Goldman Sachs Group Inc. economists raised their recession probability assessment and brought forward the forecast timing of the next US Federal Reserve interest-rate cut following the Trump administration's tariff announcement.
Economists led by Jan Hatzius lowered their 2025 Q4-to-Q4 GDP growth forecast to 0.5% from 1% and raised the 12-month recession probability to 45% from 35%, according to a research note dated April 6.
This follows "a sharp tightening in financial conditions, foreign consumer boycotts, and a continued spike in policy uncertainty that is likely to depress capital spending by more than we had previously assumed," they said.
The economists said their baseline forecast still rests on the assumption that the effective US tariff rate would rise by 15 percentage points in total, which would require a large reduction in the tariffs scheduled to take effect on April 9.
If most of the April 9 tariffs do take effect, they said, then the effective tariff rate will rise by an estimated 20 points once those increases and likely sectoral tariffs take effect, even allowing for some country-specific agreements at a later date.

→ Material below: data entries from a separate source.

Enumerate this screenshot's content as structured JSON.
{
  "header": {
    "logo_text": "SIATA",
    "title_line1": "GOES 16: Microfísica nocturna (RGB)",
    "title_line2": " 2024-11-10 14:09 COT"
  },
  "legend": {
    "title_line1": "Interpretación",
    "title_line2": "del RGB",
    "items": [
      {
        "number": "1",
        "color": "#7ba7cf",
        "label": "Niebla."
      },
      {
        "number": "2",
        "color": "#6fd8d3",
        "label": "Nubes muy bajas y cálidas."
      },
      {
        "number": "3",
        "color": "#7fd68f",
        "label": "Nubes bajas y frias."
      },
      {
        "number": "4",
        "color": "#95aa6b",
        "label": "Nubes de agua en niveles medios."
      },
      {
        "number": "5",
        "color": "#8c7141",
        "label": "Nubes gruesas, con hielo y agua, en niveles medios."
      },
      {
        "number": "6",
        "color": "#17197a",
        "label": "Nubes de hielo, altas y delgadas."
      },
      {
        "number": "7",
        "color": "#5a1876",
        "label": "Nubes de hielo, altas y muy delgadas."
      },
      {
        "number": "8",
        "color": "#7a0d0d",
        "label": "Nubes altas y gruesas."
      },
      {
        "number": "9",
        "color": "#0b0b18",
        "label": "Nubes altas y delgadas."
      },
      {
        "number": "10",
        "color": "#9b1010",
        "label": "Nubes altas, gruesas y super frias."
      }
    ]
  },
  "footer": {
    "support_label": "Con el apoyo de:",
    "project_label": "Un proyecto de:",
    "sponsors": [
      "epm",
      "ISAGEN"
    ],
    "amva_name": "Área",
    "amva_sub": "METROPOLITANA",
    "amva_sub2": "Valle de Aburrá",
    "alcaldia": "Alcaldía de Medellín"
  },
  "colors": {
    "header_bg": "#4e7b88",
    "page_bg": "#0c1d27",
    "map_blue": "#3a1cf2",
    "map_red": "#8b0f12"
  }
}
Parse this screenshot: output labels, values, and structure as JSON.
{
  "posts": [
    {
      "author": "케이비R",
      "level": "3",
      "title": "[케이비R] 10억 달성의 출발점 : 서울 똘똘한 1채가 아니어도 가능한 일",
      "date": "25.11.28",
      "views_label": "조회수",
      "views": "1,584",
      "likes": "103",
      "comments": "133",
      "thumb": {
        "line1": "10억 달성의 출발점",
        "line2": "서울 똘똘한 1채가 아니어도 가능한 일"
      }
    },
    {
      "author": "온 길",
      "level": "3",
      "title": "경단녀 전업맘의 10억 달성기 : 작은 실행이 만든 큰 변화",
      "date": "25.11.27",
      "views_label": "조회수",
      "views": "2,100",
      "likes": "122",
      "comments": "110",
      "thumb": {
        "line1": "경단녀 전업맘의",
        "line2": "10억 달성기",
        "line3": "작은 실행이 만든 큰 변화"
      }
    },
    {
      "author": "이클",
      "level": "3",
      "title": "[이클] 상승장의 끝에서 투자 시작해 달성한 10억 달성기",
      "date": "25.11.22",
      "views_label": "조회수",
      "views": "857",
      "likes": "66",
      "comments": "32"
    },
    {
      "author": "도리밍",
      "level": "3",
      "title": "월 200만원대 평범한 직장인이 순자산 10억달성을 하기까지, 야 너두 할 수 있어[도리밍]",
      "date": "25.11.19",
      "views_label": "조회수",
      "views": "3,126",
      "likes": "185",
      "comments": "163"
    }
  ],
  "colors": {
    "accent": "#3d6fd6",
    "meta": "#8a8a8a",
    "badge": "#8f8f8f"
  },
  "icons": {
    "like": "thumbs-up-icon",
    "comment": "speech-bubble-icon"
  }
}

"If so, we expect to change our forecast to a recession," they said.
In the current non-recession baseline, the Goldman economists said they expect the Fed to deliver a package of three consecutive 25-basis point "insurance cuts" starting in June versus July previously, lowering the funds rate to 3.5-3.75%.
"In a recession scenario, we would instead expect the Fed to cut by around 200bp over the next year," they said. "Our probability-weighted Fed forecast now implies 130bp of rate cuts this year (up from 105bp previously, reflecting the increase in our probability of recession), similar to market pricing as of Friday's close."